No one ever bangs the mic during the announcements portion of Sunday service and says, “Is this thing on?” or ends the whole thing by shouting, “You’ve been a great crowd. Make sure you take care of your ushers!” But they should, because occasionally the people that make the announcements treat the whole thing like an open mic night at a comedy club.
Something about the power of the mic and the heat of a spotlight tends to transform normal looking members of the church into comedians or even would be pastors. What was supposed to be a simple, “There’s a gravy jamboree this Thursday night in the Community Hall” somehow morphs into a def jam comedy session which must just be excruciating for the pastor to watch. During those moments, I have to imagine pastors are silently thinking, “If I threw a hymnal from where I am sitting, would it be possible for me to: A. Knock him out cold? B. Get the drummer to help me carry the body back to the pews?”
How do you stop this phenomenon? Certainly the first step is prevention, you simply ask the right people to do announcements. But even that’s not flawless because you don’t know 100% how someone is going to act on stage. The mic and a crowd do unexpected things to people. But even if we can’t avoid it, maybe we can recognize it quickly and eliminate it by looking for these warning signs.
Signs your announcements are about to jump the tracks:
1. The Daily Show
This is probably the most common joke format and takes its name from the popular satire news program, “The Daily Show with Jon Stewart.” In this approach, the person reading the announcements tries to add a “zinger” after every bit of news they share. For instance, “The singles retreat will be held on Labor Day at Destin Beach, Florida. A retreat for singles? What are they retreating from? I’m the one with four kids. I should be down on that beach, am I right?” (This may or may not involve someone saying “Yowza!” after each item in the announcements.)
2. “That reminds me.”
This is the kiss of death phrase when it comes to announcements. When someone says this, what they’ve really just said is, “I want to reflect on what I just read with some ideas, insights and general rambling that is so off script it will make your teeth hurt. I’ve segued out of the ‘volunteer for VBS’ message using the phrase ‘that reminds me’ and will now be sharing something I learned recently in Leviticus.” If you are a pastor you should get 42% sweatier if you ever hear this phrase during a series of announcements.
3. No notes
You want your announcer to have a note card. Andy Stanley doesn’t even try to memorize the announcements, but like riding a bike with no hands, some people want to show off and go up there without any notes. Usually, midway through, they end up running into a metaphorical mailbox right after they silently yell, “Look mom, no hands!”

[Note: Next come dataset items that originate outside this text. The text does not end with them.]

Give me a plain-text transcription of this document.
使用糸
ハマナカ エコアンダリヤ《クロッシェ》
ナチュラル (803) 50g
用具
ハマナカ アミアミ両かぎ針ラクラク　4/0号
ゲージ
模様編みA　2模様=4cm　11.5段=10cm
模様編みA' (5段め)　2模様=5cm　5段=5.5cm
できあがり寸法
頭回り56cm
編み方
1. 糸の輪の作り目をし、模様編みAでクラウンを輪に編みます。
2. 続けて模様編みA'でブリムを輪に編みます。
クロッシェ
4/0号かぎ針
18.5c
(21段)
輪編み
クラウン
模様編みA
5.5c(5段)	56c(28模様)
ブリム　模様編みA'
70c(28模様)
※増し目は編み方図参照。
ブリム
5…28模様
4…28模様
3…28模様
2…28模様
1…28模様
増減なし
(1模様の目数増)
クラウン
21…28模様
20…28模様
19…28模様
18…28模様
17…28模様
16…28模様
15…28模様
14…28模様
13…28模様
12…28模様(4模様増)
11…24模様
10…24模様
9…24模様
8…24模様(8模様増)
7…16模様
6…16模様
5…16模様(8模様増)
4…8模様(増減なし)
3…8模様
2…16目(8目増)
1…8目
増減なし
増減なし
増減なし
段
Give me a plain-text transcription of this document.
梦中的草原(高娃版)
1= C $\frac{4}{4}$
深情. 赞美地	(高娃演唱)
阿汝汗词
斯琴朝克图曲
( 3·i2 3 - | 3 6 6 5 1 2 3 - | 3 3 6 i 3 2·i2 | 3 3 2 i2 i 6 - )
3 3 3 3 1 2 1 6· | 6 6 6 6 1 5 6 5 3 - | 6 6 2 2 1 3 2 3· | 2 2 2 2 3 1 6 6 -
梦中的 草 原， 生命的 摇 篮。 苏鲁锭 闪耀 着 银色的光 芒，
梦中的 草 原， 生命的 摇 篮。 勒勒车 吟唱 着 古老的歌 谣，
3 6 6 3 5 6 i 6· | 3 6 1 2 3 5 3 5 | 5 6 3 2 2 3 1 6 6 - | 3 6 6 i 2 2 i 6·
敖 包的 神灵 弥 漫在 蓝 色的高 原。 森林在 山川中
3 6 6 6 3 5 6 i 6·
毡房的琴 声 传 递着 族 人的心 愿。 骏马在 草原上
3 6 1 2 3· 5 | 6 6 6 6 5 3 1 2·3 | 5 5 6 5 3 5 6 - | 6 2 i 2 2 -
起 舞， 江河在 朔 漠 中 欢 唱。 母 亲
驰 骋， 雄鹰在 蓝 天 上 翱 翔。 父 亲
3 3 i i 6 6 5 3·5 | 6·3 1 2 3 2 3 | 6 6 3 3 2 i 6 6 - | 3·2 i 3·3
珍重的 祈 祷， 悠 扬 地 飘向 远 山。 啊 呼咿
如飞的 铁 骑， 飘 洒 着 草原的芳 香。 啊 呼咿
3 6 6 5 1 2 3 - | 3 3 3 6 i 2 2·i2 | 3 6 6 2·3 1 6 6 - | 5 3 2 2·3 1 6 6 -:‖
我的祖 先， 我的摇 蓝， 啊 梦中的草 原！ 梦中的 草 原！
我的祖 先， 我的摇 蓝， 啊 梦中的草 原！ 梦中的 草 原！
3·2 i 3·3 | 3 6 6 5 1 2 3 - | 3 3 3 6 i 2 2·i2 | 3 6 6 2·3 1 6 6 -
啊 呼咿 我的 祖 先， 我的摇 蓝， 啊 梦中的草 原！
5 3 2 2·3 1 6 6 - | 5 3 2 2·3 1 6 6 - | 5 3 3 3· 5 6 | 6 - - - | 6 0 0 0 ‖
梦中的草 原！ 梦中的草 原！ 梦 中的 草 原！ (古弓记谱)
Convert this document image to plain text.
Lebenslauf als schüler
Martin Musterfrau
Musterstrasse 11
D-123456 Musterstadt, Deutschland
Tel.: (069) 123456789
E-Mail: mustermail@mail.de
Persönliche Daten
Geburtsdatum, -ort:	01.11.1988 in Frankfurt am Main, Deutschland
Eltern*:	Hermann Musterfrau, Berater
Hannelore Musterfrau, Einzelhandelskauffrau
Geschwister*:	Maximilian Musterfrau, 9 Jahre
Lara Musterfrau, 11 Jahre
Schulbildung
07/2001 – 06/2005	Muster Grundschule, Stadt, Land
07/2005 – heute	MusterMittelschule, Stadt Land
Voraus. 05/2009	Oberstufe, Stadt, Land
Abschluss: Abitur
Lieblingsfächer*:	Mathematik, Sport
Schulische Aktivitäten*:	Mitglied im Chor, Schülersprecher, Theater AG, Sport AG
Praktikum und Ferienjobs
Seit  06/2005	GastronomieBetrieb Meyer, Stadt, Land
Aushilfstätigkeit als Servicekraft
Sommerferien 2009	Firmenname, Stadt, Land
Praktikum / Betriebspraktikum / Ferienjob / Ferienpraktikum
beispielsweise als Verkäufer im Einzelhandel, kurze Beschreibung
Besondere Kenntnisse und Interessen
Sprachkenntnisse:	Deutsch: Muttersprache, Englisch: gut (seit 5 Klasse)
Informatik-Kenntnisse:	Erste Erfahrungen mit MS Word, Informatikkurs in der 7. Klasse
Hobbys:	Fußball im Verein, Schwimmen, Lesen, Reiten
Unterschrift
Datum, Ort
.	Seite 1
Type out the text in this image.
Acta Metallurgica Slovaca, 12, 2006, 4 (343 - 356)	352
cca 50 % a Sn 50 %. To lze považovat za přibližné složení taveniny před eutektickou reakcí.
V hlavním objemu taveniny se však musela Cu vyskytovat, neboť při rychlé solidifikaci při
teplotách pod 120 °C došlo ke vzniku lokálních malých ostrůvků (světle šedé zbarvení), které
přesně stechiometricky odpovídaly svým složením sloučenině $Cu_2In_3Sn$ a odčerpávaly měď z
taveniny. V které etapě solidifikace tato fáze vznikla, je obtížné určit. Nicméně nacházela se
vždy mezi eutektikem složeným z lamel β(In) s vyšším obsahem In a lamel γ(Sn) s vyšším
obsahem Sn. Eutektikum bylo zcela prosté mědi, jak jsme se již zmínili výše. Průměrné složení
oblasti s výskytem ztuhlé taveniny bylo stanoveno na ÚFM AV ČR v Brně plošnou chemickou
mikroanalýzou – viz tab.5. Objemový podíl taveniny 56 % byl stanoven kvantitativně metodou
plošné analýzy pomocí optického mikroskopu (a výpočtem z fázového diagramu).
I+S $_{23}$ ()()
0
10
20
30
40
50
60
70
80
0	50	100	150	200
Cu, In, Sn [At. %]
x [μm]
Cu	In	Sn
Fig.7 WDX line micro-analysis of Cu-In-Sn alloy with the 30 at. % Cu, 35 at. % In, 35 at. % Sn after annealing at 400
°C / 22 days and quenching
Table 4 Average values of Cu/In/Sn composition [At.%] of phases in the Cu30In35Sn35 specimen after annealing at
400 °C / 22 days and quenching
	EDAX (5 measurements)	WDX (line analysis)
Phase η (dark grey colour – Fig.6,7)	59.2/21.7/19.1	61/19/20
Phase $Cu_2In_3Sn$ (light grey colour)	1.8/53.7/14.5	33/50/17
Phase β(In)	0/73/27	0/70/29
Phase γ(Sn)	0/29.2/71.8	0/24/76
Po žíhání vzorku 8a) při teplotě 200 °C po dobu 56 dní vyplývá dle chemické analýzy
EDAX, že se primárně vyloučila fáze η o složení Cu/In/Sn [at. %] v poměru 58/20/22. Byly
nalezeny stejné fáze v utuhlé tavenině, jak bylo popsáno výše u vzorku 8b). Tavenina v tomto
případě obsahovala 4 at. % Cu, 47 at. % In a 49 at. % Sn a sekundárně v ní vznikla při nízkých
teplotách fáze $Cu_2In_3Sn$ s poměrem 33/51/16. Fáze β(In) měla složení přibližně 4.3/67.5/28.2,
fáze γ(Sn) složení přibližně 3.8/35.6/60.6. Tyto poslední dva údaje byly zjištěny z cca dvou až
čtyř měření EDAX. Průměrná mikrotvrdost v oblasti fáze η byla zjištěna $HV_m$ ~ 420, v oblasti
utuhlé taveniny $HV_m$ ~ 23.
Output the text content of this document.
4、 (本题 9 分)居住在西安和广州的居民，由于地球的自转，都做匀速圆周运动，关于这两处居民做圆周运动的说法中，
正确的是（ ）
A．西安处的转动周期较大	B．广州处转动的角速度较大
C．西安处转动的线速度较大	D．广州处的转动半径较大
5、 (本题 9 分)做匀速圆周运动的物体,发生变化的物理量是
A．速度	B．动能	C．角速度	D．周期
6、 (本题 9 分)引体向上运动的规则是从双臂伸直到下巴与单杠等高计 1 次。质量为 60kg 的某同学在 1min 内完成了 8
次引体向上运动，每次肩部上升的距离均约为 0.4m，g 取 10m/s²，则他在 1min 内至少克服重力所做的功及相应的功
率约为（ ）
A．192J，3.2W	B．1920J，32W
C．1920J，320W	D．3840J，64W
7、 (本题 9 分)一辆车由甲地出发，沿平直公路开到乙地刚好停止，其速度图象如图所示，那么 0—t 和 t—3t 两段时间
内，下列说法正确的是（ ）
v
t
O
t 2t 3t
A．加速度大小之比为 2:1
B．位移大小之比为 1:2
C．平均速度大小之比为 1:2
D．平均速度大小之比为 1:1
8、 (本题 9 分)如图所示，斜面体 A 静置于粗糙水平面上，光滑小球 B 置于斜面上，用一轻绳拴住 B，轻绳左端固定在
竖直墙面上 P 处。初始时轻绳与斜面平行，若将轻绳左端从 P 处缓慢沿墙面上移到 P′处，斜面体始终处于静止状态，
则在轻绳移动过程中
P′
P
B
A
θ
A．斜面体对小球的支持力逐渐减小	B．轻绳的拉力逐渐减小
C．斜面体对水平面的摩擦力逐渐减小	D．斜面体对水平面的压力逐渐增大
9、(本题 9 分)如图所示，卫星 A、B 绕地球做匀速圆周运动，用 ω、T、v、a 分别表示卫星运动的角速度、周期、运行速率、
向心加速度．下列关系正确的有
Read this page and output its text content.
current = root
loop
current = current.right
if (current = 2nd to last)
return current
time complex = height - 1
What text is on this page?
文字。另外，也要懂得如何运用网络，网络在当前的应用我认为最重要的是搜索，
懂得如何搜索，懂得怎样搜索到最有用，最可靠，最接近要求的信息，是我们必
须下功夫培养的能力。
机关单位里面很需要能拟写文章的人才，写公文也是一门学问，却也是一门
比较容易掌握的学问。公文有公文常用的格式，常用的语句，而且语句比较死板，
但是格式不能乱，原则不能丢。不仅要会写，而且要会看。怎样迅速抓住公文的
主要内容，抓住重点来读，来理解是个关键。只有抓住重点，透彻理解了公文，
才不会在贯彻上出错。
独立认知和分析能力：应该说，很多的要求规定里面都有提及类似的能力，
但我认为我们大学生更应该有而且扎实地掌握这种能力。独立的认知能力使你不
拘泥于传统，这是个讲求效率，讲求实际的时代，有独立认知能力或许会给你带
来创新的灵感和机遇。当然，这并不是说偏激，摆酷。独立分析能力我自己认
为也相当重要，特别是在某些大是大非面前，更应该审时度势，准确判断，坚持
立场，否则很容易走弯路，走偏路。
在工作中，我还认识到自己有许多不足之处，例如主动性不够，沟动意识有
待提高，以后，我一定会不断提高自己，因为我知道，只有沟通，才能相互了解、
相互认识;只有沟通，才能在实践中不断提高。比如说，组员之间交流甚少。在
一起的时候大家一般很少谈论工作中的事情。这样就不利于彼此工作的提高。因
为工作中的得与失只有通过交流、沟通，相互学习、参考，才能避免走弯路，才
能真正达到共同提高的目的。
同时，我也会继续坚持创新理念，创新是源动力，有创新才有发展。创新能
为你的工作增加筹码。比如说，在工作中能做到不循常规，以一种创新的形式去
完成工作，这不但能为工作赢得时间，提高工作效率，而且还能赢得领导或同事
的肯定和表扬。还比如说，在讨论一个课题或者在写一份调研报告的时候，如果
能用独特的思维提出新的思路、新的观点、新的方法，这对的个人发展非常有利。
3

4. The Bermuda Triangle of “I said ‘good morning'”
If you’ve never spoken publicly before please, please heed these words of warning: never, ever enter into a Bermuda triangle of double greeting. You think it will be light and playful, there are probably “how to preach” books that encourage people to ask the crowd to repeat the phrase “good morning” if the first one wasn’t loud enough as an icebreaker, but fight that temptation. If your guiltfest “I said ‘good morning'” doesn’t work the first time then you’ll think you need to do it a second time and if the good morning you receive is progressively smaller than the original response you’re just traveling down hill at that point. You’ll keep doing it until finally it’s only one guy in the fifth row saying “good morning” and there’s a big bail of tumbleweed made of leftover palm branches from Easter rolling across the stage as you awkwardly wait for a good morning that just isn’t coming. (Cue lonesome harmonica.)
5. The sermon audition
Whenever I get into an elevator at work with an important executive, a recognition I can usually make based on the crispness of the pleats in their pants, I am tempted to make an elevator speech. I am tempted to say something so wise and insightful and awesome that right on the spot they say, “How would you like a raise and an office with a door and a new project that involves filming the follow up to Breakin’ 2, Electric Boogaloo? We’ll call it “Breakin’ 3, Rise of the Worm?” And the same thing happens sometimes when you give an overly ambitious person the task of providing the announcements. We think it’s a sermon audition. We think, “This is my one shot. Don’t mess it up Jon. In fact, you better lose yourself in the music, the moment. You own it, you better never let it go. You only get one shot, do not miss your chance to blow. This opportunity comes once in a lifetime.” And then your palms get sweaty, knees weak, arms are heavy. There’s vomit on your sweater already, mom’s spaghetti. You’re nervous, but on the surface you look calm and ready, to drop bombs. But maybe that’s just me. And people from 8 mile.
At North Point Community Church, where I attend, staff members do all the announcements so unfortunately I don’t get to see most of these warning signs. And we don’t use hymnals so I couldn’t throw a glancing blow even if I wanted to.
How about you though?
What’s the funniest thing you’ve ever seen happen during the announcements at church?